Wilsley Hotel is a Grade II* listed building in the Tunbridge Wells local planning authority area, England. First listed on 20 June 1967. Hotel.

Wilsley Hotel

WRENN ID
cold-landing-heath
Grade
II*
Local Planning Authority
Tunbridge Wells
Country
England
Date first listed
20 June 1967
Type
Hotel
Source
Historic England listing

Description

Wilsley Hotel, Cranbrook

A house, now operating as a hotel, built between 1864 and 1870 for the painter John Calcott Horsley RA by the architect Richard Norman Shaw. This was Shaw's first important domestic commission. The building incorporates an 18th-century house to the left and a 17th-century outbuilding to the right.

The main structure is constructed of red and blue brick in a chequer pattern on the ground floor to the left, with a mathematical tiled first floor over timber frame. There is a single red brick bay at the entrance on the left side. Red brick additions extend to the right, including a square projection containing the hall with tile-hanging on its first floor. A lower timber-framed studio wing occupies the right side, with red or blue brick chequer on the ground floor and tile-hanging on the first floor, projecting at the entrance on the right.

The main block features a bracketed eaves cornice with plain tiled hipped roofs. A stepped hip rises to the left, and a hipped projecting wing extends to the right. An off-centre square pavilion-like cupola sits on the main ridge block, with the roof hipped up to the right and a ribbed brick stack behind. Two ribbed brick stacks stand behind the main ridge to the left, and a tall ribbed brick stack occupies the angle of the projecting wing to the right. Two pediment-gabled dormers are positioned in the centre of the main block. The studio wing to the right has a low hipped plain tiled roof with very tall flat-headed semi-dormer studio windows on the east and north elevations.

The building is two storeys with attics. The front elevation displays a regular five-window arrangement in the centre with glazing bar sashes with open boxes, except for one wooden cross window with casements on the first floor centre and an outer left-hand blocked window on the ground floor. A single bay window is positioned to the left, with its window now blocked. To the right are ovolo-moulded transom and mullion windows, with a single bay between the main block and projecting wing containing very large main hall windows on the ground floor. The studio wing features almost continuous diamond lattice windows with deep reveals on the ground floor, with a single window on the right return front. The entrance in the centre of the main block has double glazed doors.

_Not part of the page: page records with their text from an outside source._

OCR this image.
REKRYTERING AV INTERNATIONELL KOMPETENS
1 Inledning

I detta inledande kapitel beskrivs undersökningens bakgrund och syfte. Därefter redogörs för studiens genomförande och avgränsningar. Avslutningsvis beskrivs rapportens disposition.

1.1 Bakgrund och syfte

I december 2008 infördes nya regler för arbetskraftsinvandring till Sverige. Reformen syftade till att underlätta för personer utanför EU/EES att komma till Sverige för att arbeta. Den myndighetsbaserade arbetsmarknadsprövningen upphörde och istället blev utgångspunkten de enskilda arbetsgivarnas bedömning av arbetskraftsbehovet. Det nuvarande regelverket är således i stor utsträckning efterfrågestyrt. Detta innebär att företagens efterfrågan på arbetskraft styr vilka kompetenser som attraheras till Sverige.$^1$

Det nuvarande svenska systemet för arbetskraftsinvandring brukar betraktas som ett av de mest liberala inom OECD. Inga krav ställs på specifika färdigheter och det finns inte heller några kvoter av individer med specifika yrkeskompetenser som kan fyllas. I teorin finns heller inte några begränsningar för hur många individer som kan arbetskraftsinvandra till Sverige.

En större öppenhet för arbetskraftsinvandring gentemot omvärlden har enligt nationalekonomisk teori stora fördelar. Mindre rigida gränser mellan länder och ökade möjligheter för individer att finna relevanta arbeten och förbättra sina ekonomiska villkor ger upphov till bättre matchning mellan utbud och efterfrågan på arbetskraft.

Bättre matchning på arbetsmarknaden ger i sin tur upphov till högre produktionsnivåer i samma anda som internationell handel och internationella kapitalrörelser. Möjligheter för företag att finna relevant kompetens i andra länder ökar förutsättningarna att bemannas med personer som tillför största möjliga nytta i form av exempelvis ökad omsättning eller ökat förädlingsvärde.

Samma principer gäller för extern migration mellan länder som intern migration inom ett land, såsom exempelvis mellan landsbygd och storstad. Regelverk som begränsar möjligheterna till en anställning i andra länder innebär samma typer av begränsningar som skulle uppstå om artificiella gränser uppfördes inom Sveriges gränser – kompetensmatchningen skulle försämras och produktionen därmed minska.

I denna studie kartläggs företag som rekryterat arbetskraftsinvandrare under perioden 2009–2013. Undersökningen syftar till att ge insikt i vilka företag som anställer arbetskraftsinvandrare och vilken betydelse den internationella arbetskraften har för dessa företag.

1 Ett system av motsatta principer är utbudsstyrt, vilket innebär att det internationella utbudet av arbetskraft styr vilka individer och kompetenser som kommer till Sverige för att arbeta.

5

On the north side, a large end transom and mullion window serves the Music Room. The west front shows a square projecting block containing the original fireplace to the right, heavily built up above, with the hall to the left. This section is tile-hung over the ground floor, with plaster-decorated cove carried around an inglenook on the ground and first floors, and a plaster-decorated half-hipped gable above. A quarter octagonal bay terminates the hall to the left in a recess to the half-timbered music room, which features a central pantile-roofed bay. Various later additions exist at the entrance to the right.

The interior features a ribbed entrance hall ceiling. The main hall has a ribbed ceiling with incised plaster-decorated panels and incorporates a large inglenook-type fireplace with flanking windows. The Music Room includes a gallery and ribbed bay window, with a Delft-tiled fireplace. The studio wing retains exposed timber-frame with notch-jowled posts and a queen truss roof.

The building is listed Grade II* as one of the earliest examples of the vernacular Queen Anne revival, a style of which Shaw was later to become the principal exponent. Particularly notable is the survival of the decorative plaster cove at the rear, which features Japanese-influenced design including a peacock with 'eyes' made from green bottle-bottoms, alongside the inscription 'UNLESS THE LORD BUILD THE HOUSE THEY LABOUR IN VAIN THAT BUILD IT'. J E Horsley RA was a prominent member of the Cranbrook School of painters.